With Trudeau bleeding political capital, his first conflict-of-interest scandal hit, in the form of a holiday on the Aga Khan’s private island. In 2019, he was again found to have broken ethics laws, by pressing his attorney general to drop a corruption case against SNC-Lavalin, a huge engineering company that hires thousands in vote-rich Quebec.
His third such scandal, which is ongoing, is related to a C$912m government contract given to WE Charity, a youth empowerment organisation that has paid huge speaking fees to members of his family. With Conservatives baying, and three committees investigating, Trudeau prorogued parliament in August. It was a shrewd move, but a political card he had vowed never to play.
But none of these scandals hold a candle to the three times he wore blackface, most recently when he was a 29-year-old schoolteacher.
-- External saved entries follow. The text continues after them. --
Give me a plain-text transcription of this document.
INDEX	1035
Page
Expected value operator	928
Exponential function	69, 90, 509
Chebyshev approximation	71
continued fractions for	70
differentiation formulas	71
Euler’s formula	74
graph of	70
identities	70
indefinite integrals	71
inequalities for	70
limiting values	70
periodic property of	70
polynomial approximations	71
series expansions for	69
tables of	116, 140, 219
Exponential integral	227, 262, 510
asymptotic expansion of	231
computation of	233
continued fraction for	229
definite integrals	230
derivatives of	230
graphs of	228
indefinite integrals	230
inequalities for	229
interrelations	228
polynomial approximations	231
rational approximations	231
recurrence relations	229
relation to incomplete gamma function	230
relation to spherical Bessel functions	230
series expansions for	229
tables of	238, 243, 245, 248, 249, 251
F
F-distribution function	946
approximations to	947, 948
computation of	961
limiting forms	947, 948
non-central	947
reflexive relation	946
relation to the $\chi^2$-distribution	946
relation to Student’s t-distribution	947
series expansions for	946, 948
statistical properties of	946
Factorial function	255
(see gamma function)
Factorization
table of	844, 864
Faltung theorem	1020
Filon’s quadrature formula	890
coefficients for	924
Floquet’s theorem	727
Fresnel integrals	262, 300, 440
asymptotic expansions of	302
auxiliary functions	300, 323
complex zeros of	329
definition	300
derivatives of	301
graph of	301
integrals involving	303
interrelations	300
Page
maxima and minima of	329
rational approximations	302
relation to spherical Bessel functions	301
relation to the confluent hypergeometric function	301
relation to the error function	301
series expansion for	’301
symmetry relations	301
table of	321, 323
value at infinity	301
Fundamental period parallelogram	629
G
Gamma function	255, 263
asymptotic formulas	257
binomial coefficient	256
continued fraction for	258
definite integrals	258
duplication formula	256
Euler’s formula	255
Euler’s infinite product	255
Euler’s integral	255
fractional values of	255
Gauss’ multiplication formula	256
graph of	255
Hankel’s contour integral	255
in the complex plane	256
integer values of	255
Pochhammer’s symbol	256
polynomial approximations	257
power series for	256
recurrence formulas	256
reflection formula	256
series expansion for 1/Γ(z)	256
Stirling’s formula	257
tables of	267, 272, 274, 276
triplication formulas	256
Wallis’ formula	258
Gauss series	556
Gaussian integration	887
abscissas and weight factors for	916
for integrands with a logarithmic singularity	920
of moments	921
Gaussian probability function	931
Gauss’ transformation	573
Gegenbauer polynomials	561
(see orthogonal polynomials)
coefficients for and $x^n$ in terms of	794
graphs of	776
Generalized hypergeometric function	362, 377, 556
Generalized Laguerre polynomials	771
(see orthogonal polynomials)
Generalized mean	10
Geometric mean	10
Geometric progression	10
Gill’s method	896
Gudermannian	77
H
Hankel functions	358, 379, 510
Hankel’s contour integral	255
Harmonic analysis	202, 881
All this nearly cost him re-election last October, when he lost the popular vote. There was an element of luck, since Trudeau’s Conservative opponent, Andrew Scheer, refused on multiple occasions to express support for abortion and same-sex marriage, leaving many Canadians feeling queasy. “Better the devil we know,” one half-hearted Trudeau voter sighed outside a Toronto polling station. Next time around, Mr Trudeau will face Erin O’Toole, a former air force officer and lawyer, who will be harder to beat.
There is still plenty to like about Justin Trudeau. He has not embraced populism. His Covid-19 response has been impressive and science-based, causing cases to fall in Canada just as they soared in the US. His Covid-19 recovery plan, recently announced, is filled with big ideas. At press conferences and campaign events, I have found him warm, sincere and energetic.
Like many western democracies, Canada has become more polarised in recent years. Out west, where oil is king and many see Trudeau as elitist, his Liberals do not have a single MP. Meanwhile, at a raucous Trudeau rally in Peterborough, Ontario, last year, one young supporter – himself a minority – told me the blackface affair reflected nothing more than the prime minister’s penchant for fancy dress.
His core support, and coronavirus response, may yet save him but a simple fact remains: Canada’s bright young thing overpromised and underdelivered. Five years on, the Trudeau brand looks broken beyond repair.